144.000 metre karelik açık ve kapalı mekanları ile tam bir kutsal mekan Mescid-i Aksa Haremi.
Ocak ayının son haftasını ikmal ettiğimiz dönemde soğuk hava ile gidip soğuk ve karlı bir ortamda döndük. Kuzeyin kışı Mübarek beldeleri de etkisi altına almıştı, lakin içinde bulunduğumuz manevi durumda çok ta umursamadık.
Filistin bölgesinde kalan Mescid-i Aksa’ya ulaşmak için elbette sorunlu kapılardan geçmemiz gerekiyordu. Uluslar arası kurallar ve bölgesel pozisyonlar bu durumu gerekli kılıyordu. Önce Tel Aviv havaalanına indik. Pasaport kontrollerinden sonra serbest bölgeye geçtiğimizde bir kısım Türkiye’li Yahudi’nin ellerlinde çiçekler ve içlerine birkaç çikolata ve ziyaretimiz sebebi ile bilgilendirme notlarının bulunduğu küçük poşetlerle karşılandık.
Sebeb-i ziyaretimizi gayet iyi biliyorlardı, bu ziyareti kendi lehlerine çevirme gayretleri vardı. Türkiye özlemleri gözlerinden okunuyordu. Emir verildi geldik, ama burada da sıkıntılar var elbette diyerek masumiyet göstergeleri sunmaktan geri durmadılar. Yani daha sonra karşılaştığımız, dünyanın pek çok yerinden emrivakiler ile toplanılmış diğer Yahudiler gibi. Bu seremoni kısa sürdü, yine bekleriz daha çok bekleriz temennileri ile apron binasını terk edip otobüslere bindik. Artık Kudüs ve elbette ki Mescid-i Aksa yolundayız.

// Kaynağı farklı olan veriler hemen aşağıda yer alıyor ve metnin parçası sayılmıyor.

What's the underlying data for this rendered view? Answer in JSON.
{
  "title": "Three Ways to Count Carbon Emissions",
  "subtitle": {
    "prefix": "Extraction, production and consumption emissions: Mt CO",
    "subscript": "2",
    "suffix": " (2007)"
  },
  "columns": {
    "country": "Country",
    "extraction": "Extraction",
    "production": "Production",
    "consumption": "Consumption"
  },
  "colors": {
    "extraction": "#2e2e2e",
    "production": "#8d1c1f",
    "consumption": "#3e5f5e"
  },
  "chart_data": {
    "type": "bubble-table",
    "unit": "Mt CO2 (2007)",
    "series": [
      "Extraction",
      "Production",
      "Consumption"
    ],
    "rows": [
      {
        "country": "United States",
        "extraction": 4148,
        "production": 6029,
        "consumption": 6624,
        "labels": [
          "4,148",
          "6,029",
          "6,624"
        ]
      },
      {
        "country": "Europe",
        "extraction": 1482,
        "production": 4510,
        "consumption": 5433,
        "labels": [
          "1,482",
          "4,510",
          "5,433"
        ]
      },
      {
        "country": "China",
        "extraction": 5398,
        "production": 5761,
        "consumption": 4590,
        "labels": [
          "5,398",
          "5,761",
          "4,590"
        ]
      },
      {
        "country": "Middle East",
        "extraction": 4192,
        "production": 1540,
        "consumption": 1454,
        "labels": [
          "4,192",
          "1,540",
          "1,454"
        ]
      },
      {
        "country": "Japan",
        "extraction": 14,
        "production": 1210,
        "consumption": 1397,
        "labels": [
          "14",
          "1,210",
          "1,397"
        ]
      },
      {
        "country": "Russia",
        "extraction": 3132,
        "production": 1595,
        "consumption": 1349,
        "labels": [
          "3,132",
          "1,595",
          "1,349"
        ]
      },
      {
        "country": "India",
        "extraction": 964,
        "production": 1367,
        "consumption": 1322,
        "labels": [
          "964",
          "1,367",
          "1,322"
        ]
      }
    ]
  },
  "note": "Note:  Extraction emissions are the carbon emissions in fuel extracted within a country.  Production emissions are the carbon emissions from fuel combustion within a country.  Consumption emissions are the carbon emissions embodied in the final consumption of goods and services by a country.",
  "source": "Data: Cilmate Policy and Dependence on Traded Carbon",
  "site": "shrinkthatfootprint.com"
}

Yahudiler kendi yerleşim alanlarında bir karış toprağı es geçmemiş ve tarım alanı haline çevirmişler. Yeni ve lüks binalar yapmışlar. Yol boyu izlenimlerimiz sürdü. Önce Batı Kudüs bölgesine vardık. İlk izlenim Kudüs’ün hiç de küçük ve geri bir görüntüsü yok dedirten cinstendi, Filistin halkının yaşadığı Doğu Kudüs bölgesine geçince işler değişti. Evlerin görüntüsü daha bir eski, daha bir fakir di. İlerleyen günlerde sebebini gayet iyi anladık. Çünkü yeni bina inşaatına izin verilmiyor, restorasyon yaptırılmıyor. Sadece içine boya badanaya izin veriliyordu. Yani kendi bölgelerinde esir idiler. Zaten ekonomik kıskaca alındıkları için fakir düşmüşlerdi.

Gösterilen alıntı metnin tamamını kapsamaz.